PARIS: Le président Emmanuel Macron a convoqué un nouveau conseil de défense et de sécurité nationale mardi après-midi "sur la situation en Iran et au Moyen-Orient", a annoncé l'Elysée.

Ce nouveau conseil de défense réunissant les ministres et responsables chargés des questions de sécurité - le dernier remonte au 10 mars - intervient alors que Donald Trump fait pression sur la France pour qu'elle réponde positivement à sa demande d'aide pour la sécurisation du détroit d'Ormuz.

Le président israélien Isaac Herzog a de son côté appelé lundi les pays européens à "soutenir tout effort visant à éradiquer" le mouvement islamiste libanais Hezbollah, allié de l'Iran.

Il a aussi salué l'offre française de faciliter des discussions directes entre le Liban et Israël qui a lancé des frappes aériennes massives et des "opérations terrestres limitées" contre le Hezbollah.

Le Liban a été entraîné dans la guerre au Moyen-Orient lorsque le Hezbollah a attaqué Israël le 2 mars pour venger l'assassinat du guide suprême iranien, l'ayatollah Ali Khamenei, tué deux jours plus tôt par une frappe israélienne à Téhéran.

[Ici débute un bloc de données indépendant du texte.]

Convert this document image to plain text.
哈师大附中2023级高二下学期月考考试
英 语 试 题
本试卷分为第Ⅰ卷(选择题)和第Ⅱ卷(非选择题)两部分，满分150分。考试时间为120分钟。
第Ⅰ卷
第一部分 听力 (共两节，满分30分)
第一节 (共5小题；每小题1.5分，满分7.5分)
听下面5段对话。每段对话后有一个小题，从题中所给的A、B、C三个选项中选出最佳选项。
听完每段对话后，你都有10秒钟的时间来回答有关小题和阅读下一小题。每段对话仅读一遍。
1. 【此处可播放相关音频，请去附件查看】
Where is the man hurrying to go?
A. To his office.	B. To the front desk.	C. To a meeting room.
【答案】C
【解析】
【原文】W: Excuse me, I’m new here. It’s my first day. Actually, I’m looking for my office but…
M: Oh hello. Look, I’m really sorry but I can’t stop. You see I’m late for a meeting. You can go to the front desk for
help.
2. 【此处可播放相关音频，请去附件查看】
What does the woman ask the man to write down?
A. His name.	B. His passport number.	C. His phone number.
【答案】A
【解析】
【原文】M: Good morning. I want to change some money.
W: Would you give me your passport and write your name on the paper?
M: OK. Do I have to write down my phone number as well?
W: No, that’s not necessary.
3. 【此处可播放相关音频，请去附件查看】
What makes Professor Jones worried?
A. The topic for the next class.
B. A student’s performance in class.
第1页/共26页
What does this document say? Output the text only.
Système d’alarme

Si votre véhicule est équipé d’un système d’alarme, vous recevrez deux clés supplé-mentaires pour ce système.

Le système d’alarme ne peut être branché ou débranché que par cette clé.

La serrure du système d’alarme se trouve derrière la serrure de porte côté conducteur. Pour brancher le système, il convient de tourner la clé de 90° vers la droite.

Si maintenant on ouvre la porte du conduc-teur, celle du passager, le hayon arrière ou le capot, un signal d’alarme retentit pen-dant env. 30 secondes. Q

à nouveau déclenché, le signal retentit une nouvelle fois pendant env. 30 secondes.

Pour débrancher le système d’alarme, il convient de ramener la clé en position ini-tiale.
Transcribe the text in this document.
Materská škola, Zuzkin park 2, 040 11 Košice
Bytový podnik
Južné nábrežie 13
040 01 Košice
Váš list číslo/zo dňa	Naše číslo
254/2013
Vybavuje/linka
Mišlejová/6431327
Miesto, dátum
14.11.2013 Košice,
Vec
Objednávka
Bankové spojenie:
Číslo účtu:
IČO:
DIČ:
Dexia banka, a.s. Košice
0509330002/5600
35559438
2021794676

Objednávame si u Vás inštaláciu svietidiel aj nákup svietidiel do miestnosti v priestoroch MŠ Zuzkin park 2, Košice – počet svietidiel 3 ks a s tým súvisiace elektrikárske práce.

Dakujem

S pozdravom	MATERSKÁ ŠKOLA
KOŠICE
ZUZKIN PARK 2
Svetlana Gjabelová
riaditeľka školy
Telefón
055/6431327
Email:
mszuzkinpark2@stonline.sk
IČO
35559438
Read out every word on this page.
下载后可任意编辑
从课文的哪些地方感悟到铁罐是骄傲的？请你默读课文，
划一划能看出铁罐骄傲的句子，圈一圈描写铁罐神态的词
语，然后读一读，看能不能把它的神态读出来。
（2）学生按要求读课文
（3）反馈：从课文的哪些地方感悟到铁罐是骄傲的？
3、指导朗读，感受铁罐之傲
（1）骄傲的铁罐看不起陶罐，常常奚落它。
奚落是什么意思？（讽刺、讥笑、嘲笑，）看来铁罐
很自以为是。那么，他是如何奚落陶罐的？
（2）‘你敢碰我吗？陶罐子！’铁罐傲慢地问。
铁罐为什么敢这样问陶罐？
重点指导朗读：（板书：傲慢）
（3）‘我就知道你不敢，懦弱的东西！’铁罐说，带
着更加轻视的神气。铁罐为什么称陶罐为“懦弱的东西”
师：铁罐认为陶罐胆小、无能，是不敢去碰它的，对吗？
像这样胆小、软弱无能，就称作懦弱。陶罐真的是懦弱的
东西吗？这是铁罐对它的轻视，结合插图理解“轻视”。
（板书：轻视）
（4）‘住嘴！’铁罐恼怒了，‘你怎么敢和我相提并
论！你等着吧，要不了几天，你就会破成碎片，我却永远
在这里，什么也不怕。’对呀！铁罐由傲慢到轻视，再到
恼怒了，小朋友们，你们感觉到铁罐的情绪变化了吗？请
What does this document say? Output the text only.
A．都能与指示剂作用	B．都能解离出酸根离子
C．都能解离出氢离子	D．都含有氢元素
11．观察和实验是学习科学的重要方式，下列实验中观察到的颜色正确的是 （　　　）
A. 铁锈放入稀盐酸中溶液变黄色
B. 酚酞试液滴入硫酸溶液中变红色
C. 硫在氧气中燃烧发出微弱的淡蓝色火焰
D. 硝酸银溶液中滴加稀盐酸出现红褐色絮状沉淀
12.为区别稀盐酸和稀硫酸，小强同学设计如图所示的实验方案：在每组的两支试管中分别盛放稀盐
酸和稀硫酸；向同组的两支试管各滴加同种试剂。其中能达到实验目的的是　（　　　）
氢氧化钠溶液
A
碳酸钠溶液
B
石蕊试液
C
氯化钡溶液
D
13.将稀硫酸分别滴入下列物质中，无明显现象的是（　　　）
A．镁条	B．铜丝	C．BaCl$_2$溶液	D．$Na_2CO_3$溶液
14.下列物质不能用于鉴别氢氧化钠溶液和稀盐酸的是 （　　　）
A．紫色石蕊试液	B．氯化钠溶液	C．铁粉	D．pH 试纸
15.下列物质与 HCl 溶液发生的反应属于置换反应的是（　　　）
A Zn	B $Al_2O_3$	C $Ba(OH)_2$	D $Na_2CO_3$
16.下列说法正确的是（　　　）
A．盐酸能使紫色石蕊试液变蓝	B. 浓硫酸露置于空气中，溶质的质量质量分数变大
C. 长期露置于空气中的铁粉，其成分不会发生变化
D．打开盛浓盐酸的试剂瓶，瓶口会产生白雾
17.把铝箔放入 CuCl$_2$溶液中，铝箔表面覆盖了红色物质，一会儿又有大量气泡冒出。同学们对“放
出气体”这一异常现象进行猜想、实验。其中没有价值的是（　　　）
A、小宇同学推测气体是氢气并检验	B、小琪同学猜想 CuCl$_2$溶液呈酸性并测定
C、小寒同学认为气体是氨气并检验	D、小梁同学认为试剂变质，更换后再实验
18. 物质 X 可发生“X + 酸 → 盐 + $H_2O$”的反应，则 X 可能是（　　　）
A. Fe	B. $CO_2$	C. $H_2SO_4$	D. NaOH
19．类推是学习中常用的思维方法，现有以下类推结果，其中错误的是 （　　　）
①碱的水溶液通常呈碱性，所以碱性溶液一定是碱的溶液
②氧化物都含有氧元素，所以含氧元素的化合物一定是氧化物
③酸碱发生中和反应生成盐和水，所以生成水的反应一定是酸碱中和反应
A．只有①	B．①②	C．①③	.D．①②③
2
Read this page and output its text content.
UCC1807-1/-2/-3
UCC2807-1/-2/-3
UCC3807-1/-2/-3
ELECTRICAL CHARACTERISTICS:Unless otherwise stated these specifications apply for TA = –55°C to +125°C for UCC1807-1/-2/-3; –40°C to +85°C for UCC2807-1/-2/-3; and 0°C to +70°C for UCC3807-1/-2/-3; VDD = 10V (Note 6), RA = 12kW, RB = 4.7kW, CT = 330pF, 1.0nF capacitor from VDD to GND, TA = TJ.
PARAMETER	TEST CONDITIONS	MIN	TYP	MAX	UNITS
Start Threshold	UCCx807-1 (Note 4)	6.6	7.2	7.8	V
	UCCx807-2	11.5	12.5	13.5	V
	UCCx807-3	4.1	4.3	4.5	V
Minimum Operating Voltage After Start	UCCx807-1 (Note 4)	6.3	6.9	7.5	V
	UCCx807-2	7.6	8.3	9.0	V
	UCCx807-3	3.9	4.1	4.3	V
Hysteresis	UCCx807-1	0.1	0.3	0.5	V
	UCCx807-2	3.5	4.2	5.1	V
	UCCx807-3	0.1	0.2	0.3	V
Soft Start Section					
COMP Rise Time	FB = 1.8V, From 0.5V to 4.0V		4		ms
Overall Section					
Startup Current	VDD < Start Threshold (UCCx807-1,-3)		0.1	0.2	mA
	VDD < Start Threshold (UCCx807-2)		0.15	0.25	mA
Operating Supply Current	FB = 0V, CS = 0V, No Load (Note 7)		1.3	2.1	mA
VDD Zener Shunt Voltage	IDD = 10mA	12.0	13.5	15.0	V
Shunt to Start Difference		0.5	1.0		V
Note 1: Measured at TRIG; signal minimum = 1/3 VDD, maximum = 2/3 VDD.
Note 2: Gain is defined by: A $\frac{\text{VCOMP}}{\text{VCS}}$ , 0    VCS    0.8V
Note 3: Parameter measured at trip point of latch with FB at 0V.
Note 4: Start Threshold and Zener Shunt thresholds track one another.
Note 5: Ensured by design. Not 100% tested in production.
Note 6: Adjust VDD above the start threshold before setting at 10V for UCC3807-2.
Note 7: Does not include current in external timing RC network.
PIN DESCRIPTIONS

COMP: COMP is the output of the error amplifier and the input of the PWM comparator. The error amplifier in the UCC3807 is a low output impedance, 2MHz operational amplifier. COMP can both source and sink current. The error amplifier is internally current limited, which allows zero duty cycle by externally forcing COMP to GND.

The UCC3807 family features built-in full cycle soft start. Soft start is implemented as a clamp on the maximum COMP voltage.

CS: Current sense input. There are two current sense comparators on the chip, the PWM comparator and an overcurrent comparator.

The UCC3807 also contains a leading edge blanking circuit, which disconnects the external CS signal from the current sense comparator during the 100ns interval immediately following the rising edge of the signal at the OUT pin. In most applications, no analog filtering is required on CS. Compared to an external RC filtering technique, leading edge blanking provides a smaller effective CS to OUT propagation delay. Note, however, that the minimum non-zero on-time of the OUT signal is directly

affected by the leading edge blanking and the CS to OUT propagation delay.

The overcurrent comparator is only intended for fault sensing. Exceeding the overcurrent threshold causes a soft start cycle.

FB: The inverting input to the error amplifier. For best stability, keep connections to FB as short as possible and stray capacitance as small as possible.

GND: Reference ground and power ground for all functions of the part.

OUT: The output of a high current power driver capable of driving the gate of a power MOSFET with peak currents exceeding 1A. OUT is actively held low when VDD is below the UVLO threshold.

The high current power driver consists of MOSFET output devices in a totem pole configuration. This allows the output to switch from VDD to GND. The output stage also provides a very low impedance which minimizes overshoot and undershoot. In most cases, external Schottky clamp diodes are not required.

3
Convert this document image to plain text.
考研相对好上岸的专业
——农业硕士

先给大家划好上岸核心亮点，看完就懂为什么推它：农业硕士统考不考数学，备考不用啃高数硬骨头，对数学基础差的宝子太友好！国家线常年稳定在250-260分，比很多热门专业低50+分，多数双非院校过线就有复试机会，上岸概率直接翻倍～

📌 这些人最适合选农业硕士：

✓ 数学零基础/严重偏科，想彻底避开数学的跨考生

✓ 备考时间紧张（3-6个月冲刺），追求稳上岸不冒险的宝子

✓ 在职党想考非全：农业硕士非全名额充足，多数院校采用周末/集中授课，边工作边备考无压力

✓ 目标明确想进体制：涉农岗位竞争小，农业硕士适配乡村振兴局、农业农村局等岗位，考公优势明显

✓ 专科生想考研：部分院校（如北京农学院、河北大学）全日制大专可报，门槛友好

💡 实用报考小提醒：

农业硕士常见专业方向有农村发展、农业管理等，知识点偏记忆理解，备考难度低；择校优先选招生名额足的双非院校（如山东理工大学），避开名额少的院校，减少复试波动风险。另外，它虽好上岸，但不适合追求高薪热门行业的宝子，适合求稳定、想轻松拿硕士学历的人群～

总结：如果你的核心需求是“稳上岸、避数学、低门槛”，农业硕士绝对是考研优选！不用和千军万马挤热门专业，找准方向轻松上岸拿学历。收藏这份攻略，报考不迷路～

Emmanuel Macron a appelé samedi Israël à accepter des "discussions directes" avec l'exécutif libanais et "toutes les composantes" du Liban, qu'il s'est dit prêt à "faciliter" en "les accueillant à Paris", afin d'empêcher que "le Liban ne sombre dans le chaos".

Israël a poursuivi mardi ses bombardements sur Téhéran et contre le Hezbollah pro-iranien dans la banlieue sud de Beyrouth, au 18e jour de la guerre au Moyen-Orient qui embrase aussi l'Irak, théâtre de nombreuses attaques.